En 1900, à l’exposition universelle de Paris, c’est le succès pour cette nouvelle toile, monogrammée, qui va être connue dans le monde entier. Cette toile est tissée sur un métier Jacquard, avec des fils de lin de deux tons, l’un écru et l’autre terre de Sienne. Son séchage est long.
En 1902, c’est l’arrivée du Pegamoïd, une résine spéciale, qui imite le cuir, rend la toile souple et élastique, et qui est bien moins coûteuse que l’ancienne toile tissée. Désormais, la toile dépourvue de motifs est enduite avant de recevoir le décor, imprimé au pochoir en jaune-beige sur un fond marron. Cette technique va perdurer jusqu’en 1959. Avec cette nouvelle toile, et un travail acharné, Georges donne une dimension internationale à la marque.
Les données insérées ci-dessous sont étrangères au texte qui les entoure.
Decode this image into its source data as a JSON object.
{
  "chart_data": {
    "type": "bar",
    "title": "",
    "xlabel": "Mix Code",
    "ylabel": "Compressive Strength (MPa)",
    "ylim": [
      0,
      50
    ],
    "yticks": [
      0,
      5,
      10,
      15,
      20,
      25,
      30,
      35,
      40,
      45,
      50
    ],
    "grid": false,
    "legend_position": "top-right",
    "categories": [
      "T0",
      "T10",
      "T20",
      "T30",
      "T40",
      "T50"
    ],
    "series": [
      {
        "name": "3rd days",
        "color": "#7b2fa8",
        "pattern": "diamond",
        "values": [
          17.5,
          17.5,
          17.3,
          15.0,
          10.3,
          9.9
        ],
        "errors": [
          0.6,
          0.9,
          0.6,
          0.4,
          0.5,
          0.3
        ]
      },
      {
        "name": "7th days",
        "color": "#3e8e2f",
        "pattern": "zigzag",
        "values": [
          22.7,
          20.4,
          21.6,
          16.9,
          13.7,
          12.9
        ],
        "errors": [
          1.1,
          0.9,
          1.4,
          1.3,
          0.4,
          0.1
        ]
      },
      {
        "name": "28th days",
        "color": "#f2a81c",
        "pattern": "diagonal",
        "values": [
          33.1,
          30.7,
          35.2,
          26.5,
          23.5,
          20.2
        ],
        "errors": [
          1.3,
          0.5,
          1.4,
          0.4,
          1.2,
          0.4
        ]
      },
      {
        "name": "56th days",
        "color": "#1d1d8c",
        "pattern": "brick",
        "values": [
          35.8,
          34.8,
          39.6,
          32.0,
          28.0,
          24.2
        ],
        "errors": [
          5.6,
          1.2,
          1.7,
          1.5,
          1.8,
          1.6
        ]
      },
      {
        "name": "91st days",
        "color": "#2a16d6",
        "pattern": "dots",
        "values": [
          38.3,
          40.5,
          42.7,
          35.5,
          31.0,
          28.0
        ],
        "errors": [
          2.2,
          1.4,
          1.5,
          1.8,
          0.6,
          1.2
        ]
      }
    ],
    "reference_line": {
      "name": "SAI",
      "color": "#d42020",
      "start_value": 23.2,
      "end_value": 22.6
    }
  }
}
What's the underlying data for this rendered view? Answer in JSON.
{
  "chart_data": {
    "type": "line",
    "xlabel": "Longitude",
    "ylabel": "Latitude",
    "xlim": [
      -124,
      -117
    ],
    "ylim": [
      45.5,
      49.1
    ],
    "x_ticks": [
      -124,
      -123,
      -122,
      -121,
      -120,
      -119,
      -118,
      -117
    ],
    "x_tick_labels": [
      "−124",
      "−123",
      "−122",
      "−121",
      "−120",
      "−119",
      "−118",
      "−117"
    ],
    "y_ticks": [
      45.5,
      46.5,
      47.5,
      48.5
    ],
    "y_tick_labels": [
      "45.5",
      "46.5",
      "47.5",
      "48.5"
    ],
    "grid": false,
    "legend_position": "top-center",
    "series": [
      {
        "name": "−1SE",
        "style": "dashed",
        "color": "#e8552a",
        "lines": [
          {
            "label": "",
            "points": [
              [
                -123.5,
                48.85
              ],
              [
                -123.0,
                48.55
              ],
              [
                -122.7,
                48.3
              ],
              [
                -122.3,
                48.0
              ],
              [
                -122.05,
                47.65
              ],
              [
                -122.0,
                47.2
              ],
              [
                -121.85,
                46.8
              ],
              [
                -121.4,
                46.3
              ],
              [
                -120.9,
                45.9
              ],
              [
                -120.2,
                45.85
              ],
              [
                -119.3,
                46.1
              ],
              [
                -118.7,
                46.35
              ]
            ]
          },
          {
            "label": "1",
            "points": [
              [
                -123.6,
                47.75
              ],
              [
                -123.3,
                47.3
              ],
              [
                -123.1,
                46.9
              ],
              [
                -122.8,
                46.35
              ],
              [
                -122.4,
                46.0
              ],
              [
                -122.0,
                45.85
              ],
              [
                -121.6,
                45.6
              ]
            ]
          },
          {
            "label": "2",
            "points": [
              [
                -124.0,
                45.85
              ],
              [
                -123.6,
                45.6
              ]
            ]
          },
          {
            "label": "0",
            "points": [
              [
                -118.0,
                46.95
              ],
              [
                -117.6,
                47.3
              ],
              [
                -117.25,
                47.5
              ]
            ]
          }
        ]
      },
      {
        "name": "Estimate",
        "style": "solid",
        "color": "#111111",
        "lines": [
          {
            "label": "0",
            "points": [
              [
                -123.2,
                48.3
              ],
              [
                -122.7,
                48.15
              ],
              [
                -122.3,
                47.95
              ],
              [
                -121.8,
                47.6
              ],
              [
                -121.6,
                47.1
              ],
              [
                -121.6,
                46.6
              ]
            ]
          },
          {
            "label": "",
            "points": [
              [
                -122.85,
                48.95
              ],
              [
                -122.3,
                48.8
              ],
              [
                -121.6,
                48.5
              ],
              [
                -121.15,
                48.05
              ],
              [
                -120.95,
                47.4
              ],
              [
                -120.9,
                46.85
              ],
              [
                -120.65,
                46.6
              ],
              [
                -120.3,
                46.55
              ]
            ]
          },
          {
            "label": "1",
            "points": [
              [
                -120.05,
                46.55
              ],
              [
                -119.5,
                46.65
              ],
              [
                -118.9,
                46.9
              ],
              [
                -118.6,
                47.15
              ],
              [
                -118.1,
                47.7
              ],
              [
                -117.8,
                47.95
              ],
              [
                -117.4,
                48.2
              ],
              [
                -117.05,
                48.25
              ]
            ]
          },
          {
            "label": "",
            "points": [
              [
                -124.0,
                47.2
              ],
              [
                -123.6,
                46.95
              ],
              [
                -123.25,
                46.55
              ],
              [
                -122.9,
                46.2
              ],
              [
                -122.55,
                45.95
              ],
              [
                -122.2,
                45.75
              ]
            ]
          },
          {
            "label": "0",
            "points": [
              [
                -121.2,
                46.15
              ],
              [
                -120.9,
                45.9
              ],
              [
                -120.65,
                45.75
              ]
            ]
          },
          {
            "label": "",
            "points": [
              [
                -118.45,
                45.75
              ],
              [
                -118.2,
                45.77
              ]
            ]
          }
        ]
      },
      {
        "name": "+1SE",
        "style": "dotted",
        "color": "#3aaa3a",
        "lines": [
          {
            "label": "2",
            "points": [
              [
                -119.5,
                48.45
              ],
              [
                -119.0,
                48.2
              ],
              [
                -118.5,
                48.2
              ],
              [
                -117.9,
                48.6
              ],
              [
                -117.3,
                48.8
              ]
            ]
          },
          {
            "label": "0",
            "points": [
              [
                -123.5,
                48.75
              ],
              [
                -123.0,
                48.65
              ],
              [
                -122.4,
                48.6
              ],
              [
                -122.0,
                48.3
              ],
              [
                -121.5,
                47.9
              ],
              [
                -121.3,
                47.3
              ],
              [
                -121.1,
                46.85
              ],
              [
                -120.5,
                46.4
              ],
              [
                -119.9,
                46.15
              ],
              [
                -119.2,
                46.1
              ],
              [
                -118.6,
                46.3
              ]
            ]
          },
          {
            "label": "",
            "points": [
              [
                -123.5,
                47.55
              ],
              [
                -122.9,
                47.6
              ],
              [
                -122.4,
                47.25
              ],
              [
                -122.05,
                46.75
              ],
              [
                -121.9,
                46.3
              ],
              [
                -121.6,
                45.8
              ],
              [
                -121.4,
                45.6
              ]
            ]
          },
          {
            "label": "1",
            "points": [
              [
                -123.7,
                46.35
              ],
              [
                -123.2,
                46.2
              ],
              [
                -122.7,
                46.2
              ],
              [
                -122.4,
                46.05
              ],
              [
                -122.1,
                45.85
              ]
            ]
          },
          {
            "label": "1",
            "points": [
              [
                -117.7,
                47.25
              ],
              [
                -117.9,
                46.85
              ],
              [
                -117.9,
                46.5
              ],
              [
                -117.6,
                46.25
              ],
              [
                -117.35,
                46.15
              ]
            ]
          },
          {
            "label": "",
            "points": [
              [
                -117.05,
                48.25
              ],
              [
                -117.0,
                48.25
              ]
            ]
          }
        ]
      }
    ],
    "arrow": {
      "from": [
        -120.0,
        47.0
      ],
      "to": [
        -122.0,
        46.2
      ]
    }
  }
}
Après son décès en 1936, son fils Gaston-Louis continue l’aventure. Pendant la guerre, la famille vit dans son immeuble niçois et y ouvre un magasin.
En 1959, le fils de Gaston-Louis, Claude-Louis, découvre que le PVC, étanche, peut être utilisé sur une toile de coton : c’est la naissance des sacs de voyage et à main souples, qui vont se vendre comme des petits pains, encore de nos jours, car cette toile est très résistante. Désormais, les valises rigides et les malles ne sont plus les articles les plus vendus : de la maroquinerie classique, on passe à une marque mondiale, qui va se diversifier.
En 1970, Odile, la fille de Gaston-Louis, prend les rênes de l’entreprise, puis sept ans plus tard c’est au tour de son mari, Henry Racamier. D’une PME de 70 personnes avec seulement deux magasins en France (Paris et Nice), Henry va ouvrir cent boutiques dans le monde et développer la société, qui rachète Veuve Clicquot et Givenchy, avant de se rapprocher d’un autre groupe de l’industrie du luxe, Moët-Hennessy.
1987 : le groupe LVMH est né. De nos jours, des descendants de Louis (6ème génération) travaillent encore dans la maison.
Louis a créé le bagage de luxe, celui que l’on remarque et que l’on aimerait posséder. Il a créé une marque qui fascine toutes les couches de la société, certainement un cas unique dans l’histoire du luxe.
Ce grand gaillard d’ 1,90m, parti à pied de son Jura natal à quatorze ans, sans savoir ni lire ni écrire, s’appelait Louis Vuitton.
Je conseille le livre de Yann Kerlau, Les Dynasties du Luxe, © Perrin 2010, dont je me suis inspiré pour cet article.